Volti a l'art et la manière de proposer la destruction des entêtés religieux :"quand on étranglerait deux ou trois jésuites, avec les boyaux de deux ou trois jansénistes, le monde s’en trouverait-il plus mal ?" Présenté comme ça, on trouverait presque que c'est normal ; non? Mais il est vrai que forcer le trait est parfois nécessaire . Humour, toujours l'humour ! il va jusqu'à prêter des motifs de réjouissance aux calvinistes genevois. J'appelle ça du billard à trois bandes ! Beau coup (de queue, pour les praticants )!

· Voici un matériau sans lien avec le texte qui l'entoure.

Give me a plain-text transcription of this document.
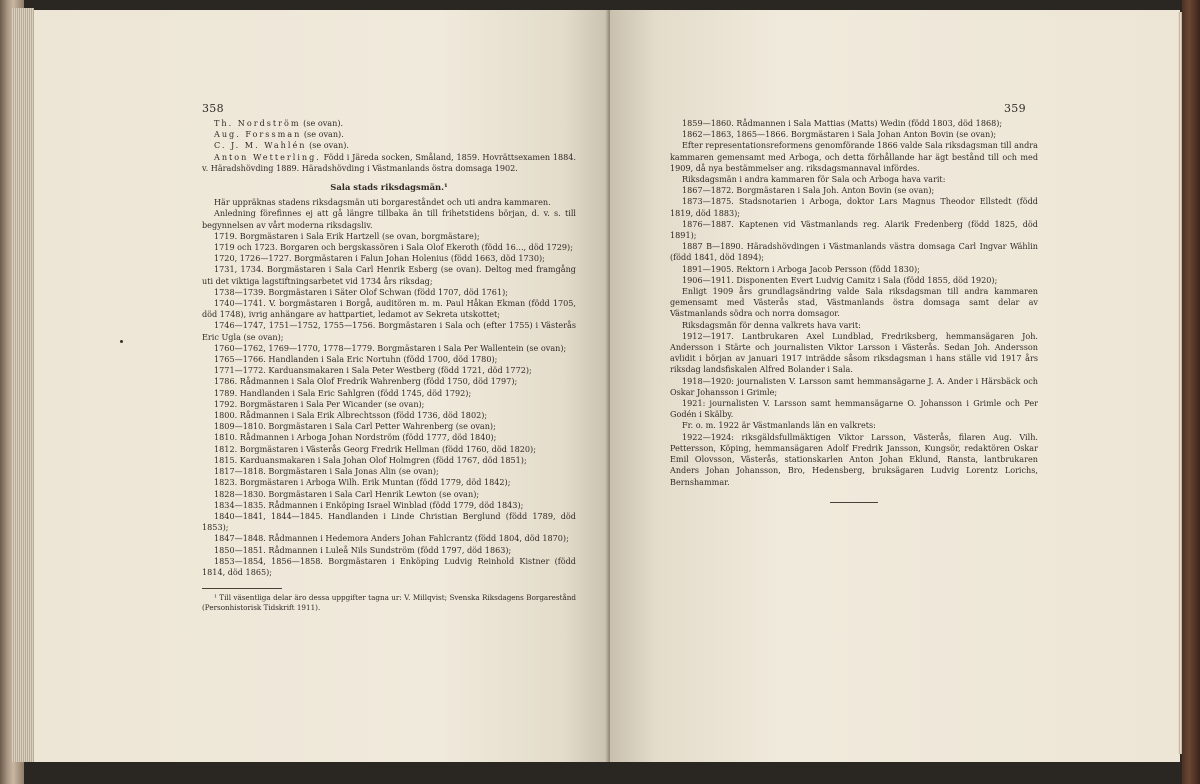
358

Th. Nordström (se ovan).

Aug. Forssman (se ovan).

C. J. M. Wahlén (se ovan).

Anton Wetterling. Född i Järeda socken, Småland, 1859. Hovrättsexamen 1884. v. Häradshövding 1889. Häradshövding i Västmanlands östra domsaga 1902.

Sala stads riksdagsmän.¹

Här uppräknas stadens riksdagsmän uti borgareståndet och uti andra kammaren.

Anledning förefinnes ej att gå längre tillbaka än till frihetstidens början, d. v. s. till begynnelsen av vårt moderna riksdagsliv.

1719. Borgmästaren i Sala Erik Hartzell (se ovan, borgmästare);

1719 och 1723. Borgaren och bergskassören i Sala Olof Ekeroth (född 16..., död 1729);

1720, 1726—1727. Borgmästaren i Falun Johan Holenius (född 1663, död 1730);

1731, 1734. Borgmästaren i Sala Carl Henrik Esberg (se ovan). Deltog med framgång uti det viktiga lagstiftningsarbetet vid 1734 års riksdag;

1738—1739. Borgmästaren i Säter Olof Schwan (född 1707, död 1761);

1740—1741. V. borgmästaren i Borgå, auditören m. m. Paul Håkan Ekman (född 1705, död 1748), ivrig anhängare av hattpartiet, ledamot av Sekreta utskottet;

1746—1747, 1751—1752, 1755—1756. Borgmästaren i Sala och (efter 1755) i Västerås Eric Ugla (se ovan);

1760—1762, 1769—1770, 1778—1779. Borgmästaren i Sala Per Wallentein (se ovan);

1765—1766. Handlanden i Sala Eric Nortuhn (född 1700, död 1780);

1771—1772. Karduansmakaren i Sala Peter Westberg (född 1721, död 1772);

1786. Rådmannen i Sala Olof Fredrik Wahrenberg (född 1750, död 1797);

1789. Handlanden i Sala Eric Sahlgren (född 1745, död 1792);

1792. Borgmästaren i Sala Per Wicander (se ovan);

1800. Rådmannen i Sala Erik Albrechtsson (född 1736, död 1802);

1809—1810. Borgmästaren i Sala Carl Petter Wahrenberg (se ovan);

1810. Rådmannen i Arboga Johan Nordström (född 1777, död 1840);

1812. Borgmästaren i Västerås Georg Fredrik Hellman (född 1760, död 1820);

1815. Karduansmakaren i Sala Johan Olof Holmgren (född 1767, död 1851);

1817—1818. Borgmästaren i Sala Jonas Alin (se ovan);

1823. Borgmästaren i Arboga Wilh. Erik Muntan (född 1779, död 1842);

1828—1830. Borgmästaren i Sala Carl Henrik Lewton (se ovan);

1834—1835. Rådmannen i Enköping Israel Winblad (född 1779, död 1843);

1840—1841, 1844—1845. Handlanden i Linde Christian Berglund (född 1789, död 1853);

1847—1848. Rådmannen i Hedemora Anders Johan Fahlcrantz (född 1804, död 1870);

1850—1851. Rådmannen i Luleå Nils Sundström (född 1797, död 1863);

1853—1854, 1856—1858. Borgmästaren i Enköping Ludvig Reinhold Kistner (född 1814, död 1865);

¹ Till väsentliga delar äro dessa uppgifter tagna ur: V. Millqvist; Svenska Riksdagens Borgarestånd (Personhistorisk Tidskrift 1911).

359

1859—1860. Rådmannen i Sala Mattias (Matts) Wedin (född 1803, död 1868);

1862—1863, 1865—1866. Borgmästaren i Sala Johan Anton Bovin (se ovan);

Efter representationsreformens genomförande 1866 valde Sala riksdagsman till andra kammaren gemensamt med Arboga, och detta förhållande har ägt bestånd till och med 1909, då nya bestämmelser ang. riksdagsmannaval infördes.

Riksdagsmän i andra kammaren för Sala och Arboga hava varit:

1867—1872. Borgmästaren i Sala Joh. Anton Bovin (se ovan);

1873—1875. Stadsnotarien i Arboga, doktor Lars Magnus Theodor Ellstedt (född 1819, död 1883);

1876—1887. Kaptenen vid Västmanlands reg. Alarik Fredenberg (född 1825, död 1891);

1887 B—1890. Häradshövdingen i Västmanlands västra domsaga Carl Ingvar Wählin (född 1841, död 1894);

1891—1905. Rektorn i Arboga Jacob Persson (född 1830);

1906—1911. Disponenten Evert Ludvig Camitz i Sala (född 1855, död 1920);

Enligt 1909 års grundlagsändring valde Sala riksdagsman till andra kammaren gemensamt med Västerås stad, Västmanlands östra domsaga samt delar av Västmanlands södra och norra domsagor.

Riksdagsmän för denna valkrets hava varit:

1912—1917. Lantbrukaren Axel Lundblad, Fredriksberg, hemmansägaren Joh. Andersson i Stärte och journalisten Viktor Larsson i Västerås. Sedan Joh. Andersson avlidit i början av januari 1917 inträdde såsom riksdagsman i hans ställe vid 1917 års riksdag landsfiskalen Alfred Bolander i Sala.

1918—1920: journalisten V. Larsson samt hemmansägarne J. A. Ander i Härsbäck och Oskar Johansson i Grimle;

1921: journalisten V. Larsson samt hemmansägarne O. Johansson i Grimle och Per Godén i Skälby.

Fr. o. m. 1922 är Västmanlands län en valkrets:

1922—1924: riksgäldsfullmäktigen Viktor Larsson, Västerås, filaren Aug. Vilh. Pettersson, Köping, hemmansägaren Adolf Fredrik Jansson, Kungsör, redaktören Oskar Emil Olovsson, Västerås, stationskarlen Anton Johan Eklund, Ranstа, lantbrukaren Anders Johan Johansson, Bro, Hedensberg, bruksägaren Ludvig Lorentz Lorichs, Bernshammar.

« A Louise-Florence-Pétronille de Tardieu d’Esclavelles d’Épinay
Je ne vous ai point encore remerciée, ma belle philosophe, de votre jolie lettre, et de votre pierre philosophale ; car c’est la vraie pierre philosophale que la multiplication du blé, dont vous m’avez envoyé le secret [à la demande de V*, par l’entremise de Mme d’Epinay, M. d’Epinay, fermier général est intervenu pour aider V* à récupérer un chargement de blé saisi par des commis de Saconnex et empêchaient la libre circulation de son blé]; j’irai présenter la première gerbe devant votre portrait, au temple d’Esculape [= Théodore Tronchin qui possède un portrait de Mme d’Epinay par Liotard] à Genève ; ce portrait sera mon tableau d’autel ; j’en fais bien plus de cas que de l’image de mon ami Confucius ; ce Confucius est, à la vérité, un très bon homme, ami de la raison, ennemi de l’enthousiasme, respirant la douceur et la paix, et ne mêlant point le mensonge avec la vérité ; mais vous avez tout cela comme lui, et vous possédez de plus deux grands yeux, très préférables à ses yeux de chat et à sa barbe en pointe .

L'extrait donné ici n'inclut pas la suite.